This article is laughably lacking in the details a reader or taxpayer would want:
"but by the time selling restrictions were lifted, the stock had plunged in value, Councilman Ted Driscoll told the Almanac." what and when were the selling restrictions and when did the value plunge? 4 years is a long time since receipt.
"The town didn't need the cash and was advised to hold the stock" advised by whom?
Any one who has taken the most basic investing class knows the concept of a diversified portfolio, commonly known as "don't put all your eggs in one basket". They basically became gamblers in the market at that point. What could they possibly stand to gain from that approach? Who is responsible for oversight? Did the Town buy any Facebook stock?

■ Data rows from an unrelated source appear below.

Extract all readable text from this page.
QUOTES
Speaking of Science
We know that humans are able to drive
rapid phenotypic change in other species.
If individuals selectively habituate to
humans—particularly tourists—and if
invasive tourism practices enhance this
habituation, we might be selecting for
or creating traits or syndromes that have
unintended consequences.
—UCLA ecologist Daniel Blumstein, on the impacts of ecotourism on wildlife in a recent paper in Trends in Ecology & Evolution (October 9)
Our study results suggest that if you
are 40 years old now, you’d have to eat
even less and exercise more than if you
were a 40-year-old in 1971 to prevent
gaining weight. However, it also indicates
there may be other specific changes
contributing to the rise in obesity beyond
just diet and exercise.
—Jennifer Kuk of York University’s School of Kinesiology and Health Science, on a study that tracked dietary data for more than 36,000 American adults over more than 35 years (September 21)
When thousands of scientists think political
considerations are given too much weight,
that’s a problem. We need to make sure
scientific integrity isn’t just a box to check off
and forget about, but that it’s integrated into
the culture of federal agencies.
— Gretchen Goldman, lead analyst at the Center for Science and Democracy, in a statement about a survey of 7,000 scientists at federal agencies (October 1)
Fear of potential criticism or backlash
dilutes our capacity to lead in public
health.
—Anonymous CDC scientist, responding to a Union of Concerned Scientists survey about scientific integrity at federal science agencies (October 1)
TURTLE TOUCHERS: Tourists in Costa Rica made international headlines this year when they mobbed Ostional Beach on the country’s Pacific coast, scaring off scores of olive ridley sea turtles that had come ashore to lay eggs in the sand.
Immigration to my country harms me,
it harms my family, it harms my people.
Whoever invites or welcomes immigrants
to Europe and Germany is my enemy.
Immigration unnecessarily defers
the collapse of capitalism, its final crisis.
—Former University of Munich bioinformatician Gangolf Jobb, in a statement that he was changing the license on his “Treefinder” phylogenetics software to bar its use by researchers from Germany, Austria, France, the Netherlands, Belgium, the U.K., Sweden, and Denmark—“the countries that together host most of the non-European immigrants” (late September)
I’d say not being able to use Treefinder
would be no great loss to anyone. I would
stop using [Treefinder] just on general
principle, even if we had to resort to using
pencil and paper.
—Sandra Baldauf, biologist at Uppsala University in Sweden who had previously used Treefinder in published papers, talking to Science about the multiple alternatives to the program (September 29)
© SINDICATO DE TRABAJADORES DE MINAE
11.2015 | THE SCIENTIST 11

Also re: naming rights, if the donor gave $2.3M of stock in exchange for naming rights, then they deserve naming rights. It isn't their fault that the Town gambled away the value subsequent to transfer (unless the value had plunged prior to the first opportunity to sell).
Wow, very disappointing when our community can benefit. First the PV school finances compromised and now the town finances compromised. Lets pull together to ensure this won't happen again! Lets get 3 opinions from financial planners in the future.
The responsibility of the Town is to SELL the stock immediately upon receipt. Forget anyone's opinion on the matter, that is called speculation which has no place in this matter. You accept someone's generous donation and then watch it evaporate because you THOUGHT the stock would go higher??? Unforgivable.
Duh !! Embarrassed, yeah.
GREEDY is a more appropriate title for the town.
Unfortunately this article does a poor job of answering a few basic and relevant questions, like: what was the first date that the stock could have been sold? And did the selling restrictions prohibit the town from purchasing put option protection?
the donor gifted the stock in good faith - naming rights shouldn't be denied because of poor management of the money
"Common sense" is absolutely correct. You would think that Portola Valley's elite, with their proximity to the private equity firms on Sand Hill Road would know that.
When a private portfolio company of a venture firm goes public, they almost always distribute the stock to their limited partners immediately and value the asset at that price. The reason is that they (as PRIVATE equity managers) are no more qualified to manage a PUBLIC company stock than you are (much less, a city like Portola Valley). The newly public company stock may go up or down - and that gain or loss is attributed AFTER the distribution.
The person or entity that "donated" this stock to the city probably won big time because they likely received the fully appreciated value as a tax deduction. Portola Valley, on the other hand, gambled and lost.